From discretionary to systematic, how trading changing in the next 10 years

At the end of the day, the business of investment management is the business of information management. I think the algorithmic approach is very good approach to do it.

Here from Malta and UK, we have research and solutions based on these concepts

Leda Braga, 48, is considered the most powerful female hedge fund manager in the world.

In January, she launched her fund, Systematica Investments, a computer-driven fund.

With $8.8 billion in assets, Braga manages more than any other female hedge fund manager and more than many other funds run by men.

Before heading out on her own, Braga spent 14 years managing BlueCrest’s biggest fund — the computer-driven BlueTrend fund.

Before that, she worked with BlueCrest’s founders at JPMorgan as a quantitative analyst on the firm’s derivatives research team.

The Brazilian-born portfolio manager, who holds a Ph.D. from Imperial College, joined BlueCrest when she was 34-weeks pregnant.
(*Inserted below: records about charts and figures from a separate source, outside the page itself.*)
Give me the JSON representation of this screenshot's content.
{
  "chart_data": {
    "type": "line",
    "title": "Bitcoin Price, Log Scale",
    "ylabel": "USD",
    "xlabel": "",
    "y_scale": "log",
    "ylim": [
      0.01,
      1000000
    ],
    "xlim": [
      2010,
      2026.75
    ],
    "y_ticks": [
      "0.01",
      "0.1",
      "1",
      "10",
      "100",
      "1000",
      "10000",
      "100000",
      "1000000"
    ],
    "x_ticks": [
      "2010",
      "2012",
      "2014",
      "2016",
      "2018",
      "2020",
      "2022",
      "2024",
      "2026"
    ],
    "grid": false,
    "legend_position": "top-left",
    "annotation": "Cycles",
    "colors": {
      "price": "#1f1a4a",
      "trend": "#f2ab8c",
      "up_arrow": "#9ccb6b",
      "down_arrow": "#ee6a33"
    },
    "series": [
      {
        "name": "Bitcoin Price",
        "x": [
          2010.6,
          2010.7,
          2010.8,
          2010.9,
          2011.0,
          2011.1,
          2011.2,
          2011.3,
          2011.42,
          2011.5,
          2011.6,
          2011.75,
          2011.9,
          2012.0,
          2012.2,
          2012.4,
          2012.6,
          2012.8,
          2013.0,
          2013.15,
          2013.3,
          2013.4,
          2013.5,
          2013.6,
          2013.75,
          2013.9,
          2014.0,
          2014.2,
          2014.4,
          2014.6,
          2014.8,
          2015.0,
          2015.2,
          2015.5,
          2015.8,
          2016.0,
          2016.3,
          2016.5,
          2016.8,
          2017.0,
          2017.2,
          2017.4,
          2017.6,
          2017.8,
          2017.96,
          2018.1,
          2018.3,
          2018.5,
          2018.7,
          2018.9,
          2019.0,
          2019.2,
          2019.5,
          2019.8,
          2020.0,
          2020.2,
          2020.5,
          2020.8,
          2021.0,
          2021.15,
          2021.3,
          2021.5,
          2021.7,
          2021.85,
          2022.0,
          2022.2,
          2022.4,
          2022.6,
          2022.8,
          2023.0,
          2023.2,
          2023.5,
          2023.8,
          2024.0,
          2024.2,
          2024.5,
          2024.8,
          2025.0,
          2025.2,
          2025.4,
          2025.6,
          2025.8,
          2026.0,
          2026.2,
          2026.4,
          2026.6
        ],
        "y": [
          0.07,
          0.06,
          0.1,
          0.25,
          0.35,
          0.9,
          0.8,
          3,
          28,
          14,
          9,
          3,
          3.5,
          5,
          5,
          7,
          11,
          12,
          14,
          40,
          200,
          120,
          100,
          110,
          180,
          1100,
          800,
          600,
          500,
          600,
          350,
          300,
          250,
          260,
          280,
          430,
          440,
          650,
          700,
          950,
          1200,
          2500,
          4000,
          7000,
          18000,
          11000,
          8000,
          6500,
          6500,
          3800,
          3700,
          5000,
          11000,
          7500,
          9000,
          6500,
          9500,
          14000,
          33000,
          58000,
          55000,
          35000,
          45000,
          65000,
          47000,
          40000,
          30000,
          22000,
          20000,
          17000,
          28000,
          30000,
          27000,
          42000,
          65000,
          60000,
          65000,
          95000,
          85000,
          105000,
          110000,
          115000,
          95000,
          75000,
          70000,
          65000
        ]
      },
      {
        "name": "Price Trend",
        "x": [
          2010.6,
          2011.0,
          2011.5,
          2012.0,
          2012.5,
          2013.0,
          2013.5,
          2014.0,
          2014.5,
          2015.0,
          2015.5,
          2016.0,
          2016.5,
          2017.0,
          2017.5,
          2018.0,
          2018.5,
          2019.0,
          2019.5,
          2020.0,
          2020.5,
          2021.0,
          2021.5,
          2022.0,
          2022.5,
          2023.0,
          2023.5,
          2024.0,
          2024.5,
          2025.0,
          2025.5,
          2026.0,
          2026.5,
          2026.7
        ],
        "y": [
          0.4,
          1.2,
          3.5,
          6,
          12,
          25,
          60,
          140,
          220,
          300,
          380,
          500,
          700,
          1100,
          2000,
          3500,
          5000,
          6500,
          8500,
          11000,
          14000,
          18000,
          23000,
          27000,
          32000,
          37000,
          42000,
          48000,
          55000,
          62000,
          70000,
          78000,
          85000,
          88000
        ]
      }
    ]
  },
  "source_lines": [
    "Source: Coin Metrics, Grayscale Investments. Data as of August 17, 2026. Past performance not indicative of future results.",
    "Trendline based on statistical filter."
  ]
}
In the male-dominated world of Wall Street, Braga said she hasn’t experienced difficulties.

“What can I say? Me, personally, I’ve always liked to work,” she said at the CNBC Delivering Alpha Conference held at the Pierre Hotel in midtown Manhattan on Wednesday.
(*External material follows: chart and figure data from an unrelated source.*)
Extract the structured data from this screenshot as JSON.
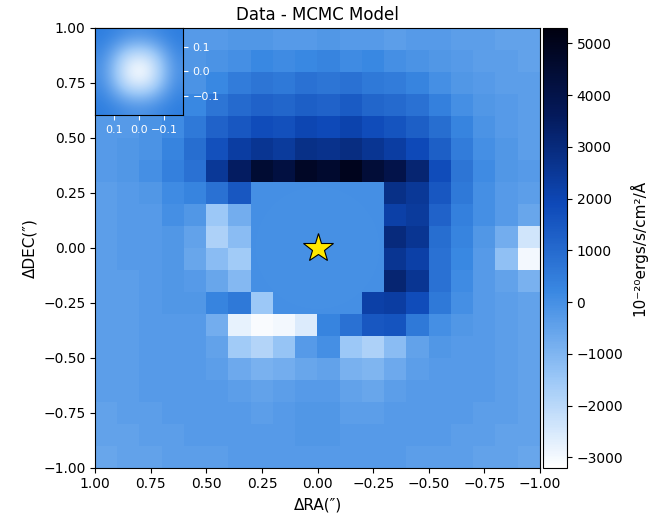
{
  "chart_data": [
    {
      "type": "heatmap",
      "title": "Data - MCMC Model",
      "x_label": "ΔRA(″)",
      "y_label": "ΔDEC(″)",
      "xlim": [
        1.0,
        -1.0
      ],
      "ylim": [
        -1.0,
        1.0
      ],
      "xticks": [
        {
          "value": 1.0,
          "label": "1.00"
        },
        {
          "value": 0.75,
          "label": "0.75"
        },
        {
          "value": 0.5,
          "label": "0.50"
        },
        {
          "value": 0.25,
          "label": "0.25"
        },
        {
          "value": 0.0,
          "label": "0.00"
        },
        {
          "value": -0.25,
          "label": "−0.25"
        },
        {
          "value": -0.5,
          "label": "−0.50"
        },
        {
          "value": -0.75,
          "label": "−0.75"
        },
        {
          "value": -1.0,
          "label": "−1.00"
        }
      ],
      "yticks": [
        {
          "value": -1.0,
          "label": "−1.00"
        },
        {
          "value": -0.75,
          "label": "−0.75"
        },
        {
          "value": -0.5,
          "label": "−0.50"
        },
        {
          "value": -0.25,
          "label": "−0.25"
        },
        {
          "value": 0.0,
          "label": "0.00"
        },
        {
          "value": 0.25,
          "label": "0.25"
        },
        {
          "value": 0.5,
          "label": "0.50"
        },
        {
          "value": 0.75,
          "label": "0.75"
        },
        {
          "value": 1.0,
          "label": "1.00"
        }
      ],
      "colorbar_label": "10⁻²⁰ergs/s/cm²/Å",
      "colorbar_range": [
        -3200,
        5300
      ],
      "colorbar_ticks": [
        {
          "value": -3000,
          "label": "−3000"
        },
        {
          "value": -2000,
          "label": "−2000"
        },
        {
          "value": -1000,
          "label": "−1000"
        },
        0,
        1000,
        2000,
        3000,
        4000,
        5000
      ],
      "mask": {
        "x": 0.0,
        "y": 0.0,
        "radius": 0.28,
        "value": 0
      },
      "star": {
        "x": 0.0,
        "y": 0.0
      },
      "cells": [
        [
          -500,
          -400,
          -400,
          -300,
          -300,
          -300,
          -200,
          -200,
          -300,
          -300,
          -200,
          -300,
          -300,
          -400,
          -300,
          -300,
          -400,
          -400,
          -500,
          -500
        ],
        [
          -400,
          -400,
          -300,
          -300,
          -200,
          -100,
          0,
          200,
          100,
          200,
          300,
          100,
          200,
          0,
          -100,
          -200,
          -300,
          -400,
          -400,
          -500
        ],
        [
          -400,
          -300,
          -300,
          -200,
          -100,
          200,
          500,
          700,
          600,
          800,
          700,
          800,
          600,
          500,
          300,
          0,
          -200,
          -300,
          -400,
          -400
        ],
        [
          -300,
          -300,
          -200,
          -100,
          200,
          700,
          1000,
          1200,
          1100,
          1300,
          1200,
          1400,
          1100,
          1000,
          800,
          400,
          0,
          -200,
          -300,
          -400
        ],
        [
          -300,
          -300,
          -100,
          100,
          600,
          1200,
          1500,
          1800,
          1700,
          2000,
          1900,
          2100,
          1800,
          1600,
          1300,
          900,
          300,
          -100,
          -300,
          -400
        ],
        [
          -300,
          -200,
          -100,
          300,
          900,
          1700,
          2300,
          2600,
          2400,
          2800,
          2700,
          2900,
          2600,
          2300,
          1900,
          1300,
          500,
          0,
          -200,
          -400
        ],
        [
          -300,
          -200,
          0,
          400,
          800,
          2500,
          3500,
          4500,
          4200,
          4800,
          4600,
          5000,
          4400,
          4000,
          3200,
          1800,
          700,
          100,
          -200,
          -300
        ],
        [
          -400,
          -300,
          -200,
          100,
          300,
          800,
          1500,
          0,
          0,
          0,
          0,
          0,
          0,
          2800,
          2500,
          1500,
          600,
          0,
          -300,
          -400
        ],
        [
          -400,
          -300,
          -300,
          0,
          -200,
          -1500,
          -800,
          0,
          0,
          0,
          0,
          0,
          0,
          2200,
          2400,
          1200,
          400,
          0,
          -300,
          -600
        ],
        [
          -400,
          -300,
          -300,
          -200,
          -500,
          -1800,
          -1200,
          0,
          0,
          0,
          0,
          0,
          0,
          3000,
          2600,
          900,
          300,
          -200,
          -800,
          -2400
        ],
        [
          -400,
          -300,
          -300,
          -200,
          -600,
          -1200,
          -1600,
          0,
          0,
          0,
          0,
          0,
          0,
          2600,
          2200,
          800,
          200,
          -300,
          -1300,
          -3000
        ],
        [
          -400,
          -400,
          -300,
          -200,
          -300,
          -600,
          -1100,
          0,
          0,
          0,
          0,
          0,
          0,
          3200,
          2600,
          800,
          100,
          -300,
          -500,
          -900
        ],
        [
          -400,
          -400,
          -300,
          -200,
          -200,
          300,
          600,
          -1500,
          0,
          0,
          0,
          0,
          2200,
          2300,
          1800,
          600,
          0,
          -300,
          -400,
          -500
        ],
        [
          -400,
          -400,
          -300,
          -300,
          -300,
          -800,
          -2800,
          -3100,
          -3000,
          -2600,
          300,
          800,
          1500,
          1600,
          600,
          0,
          -200,
          -300,
          -400,
          -500
        ],
        [
          -400,
          -400,
          -300,
          -300,
          -300,
          -500,
          -1600,
          -1900,
          -1400,
          -300,
          0,
          -1500,
          -1800,
          -1200,
          -500,
          -200,
          -300,
          -300,
          -400,
          -500
        ],
        [
          -400,
          -400,
          -300,
          -300,
          -300,
          -400,
          -700,
          -900,
          -800,
          -600,
          -500,
          -900,
          -1000,
          -700,
          -400,
          -300,
          -300,
          -300,
          -400,
          -500
        ],
        [
          -400,
          -400,
          -300,
          -300,
          -300,
          -300,
          -400,
          -500,
          -400,
          -300,
          -300,
          -500,
          -600,
          -400,
          -300,
          -300,
          -300,
          -300,
          -400,
          -500
        ],
        [
          -500,
          -400,
          -400,
          -300,
          -300,
          -300,
          -300,
          -400,
          -300,
          -200,
          -200,
          -400,
          -400,
          -300,
          -300,
          -300,
          -300,
          -400,
          -400,
          -500
        ],
        [
          -500,
          -500,
          -400,
          -400,
          -300,
          -300,
          -300,
          -300,
          -300,
          -200,
          -200,
          -300,
          -300,
          -300,
          -300,
          -300,
          -400,
          -400,
          -500,
          -500
        ],
        [
          -600,
          -500,
          -500,
          -400,
          -400,
          -400,
          -300,
          -300,
          -300,
          -300,
          -300,
          -300,
          -300,
          -300,
          -400,
          -400,
          -400,
          -500,
          -500,
          -600
        ]
      ]
    },
    {
      "type": "heatmap",
      "xlim": [
        0.175,
        -0.175
      ],
      "ylim": [
        -0.175,
        0.175
      ],
      "xticks": [
        0.1,
        0.0,
        {
          "value": -0.1,
          "label": "−0.1"
        }
      ],
      "yticks": [
        {
          "value": -0.1,
          "label": "−0.1"
        },
        0.0,
        0.1
      ],
      "cells": [
        [
          0.02,
          0.06,
          0.12,
          0.15,
          0.12,
          0.06,
          0.02
        ],
        [
          0.06,
          0.2,
          0.38,
          0.45,
          0.38,
          0.2,
          0.06
        ],
        [
          0.12,
          0.38,
          0.7,
          0.82,
          0.7,
          0.38,
          0.12
        ],
        [
          0.15,
          0.45,
          0.82,
          1.0,
          0.82,
          0.45,
          0.15
        ],
        [
          0.12,
          0.38,
          0.7,
          0.82,
          0.7,
          0.38,
          0.12
        ],
        [
          0.06,
          0.2,
          0.38,
          0.45,
          0.38,
          0.2,
          0.06
        ],
        [
          0.02,
          0.06,
          0.12,
          0.15,
          0.12,
          0.06,
          0.02
        ]
      ]
    }
  ]
}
“She’s so impressive,” one attendee was overheard saying.

The Future of Trading

The “queen of the quants,” as Braga is sometimes known, told the room that in the next ten years, the systematic approach the trading — the one she deploys — will prevail.
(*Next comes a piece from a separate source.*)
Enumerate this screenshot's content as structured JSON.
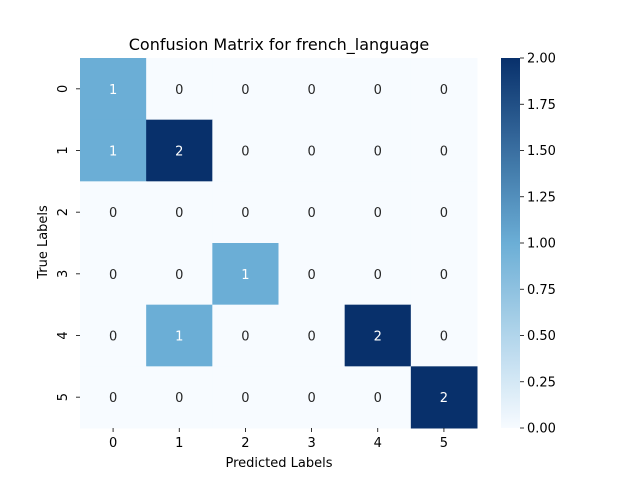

When it comes to making trades, there are two contrasting approaches —discretionary and systematic. Discretionary trading relies on the fund manager’s own decision-making. Systematic trading uses computer models, research firm Preqin explained.

“I think in a world where there’s regulatory pressures, investor pressure for lower fees … I think the systematic approach will prevail in the long run. I think the next ten years for sure,” Braga said.

During her talk, Braga shared an anecdote from a previous conference where an audience member questioned the merits of algorithmic trading.

A man sitting in the front row challenged her method, saying: “All you’ve got to forecast to the future is the data.”

Braga rebuked him, saying, “You think the discretionary guy has what? A crystal ball?'”

“At the end of the day, the business of investment management is the business of information management. I think the algorithmic approach is very good approach to do it.”

Braga conceded that systematic trading does face a “stumbling block” — something called “algorithmic aversion.”

Research from UPenn’s Wharton has found that even if an algorithm consistently outperforms a human forecaster, people are more likely to lose confidence in the algorithm than the human after they both make the same mistake.

The reason, according to an HBS paper on the research, is that there’s a belief the human forecaster can make improvements and learn from the mistake.

But Braga says algorithms can improve too.

“[We] know these things work and yet we shy away from them,” Braga said. “We scrutinize the algos with a lot less tolerance than we scrutinize human action.”

Braga thinks that over time people will become more “amiable” toward algorithms — especially since we live in a world full of them, from Apple to Uber.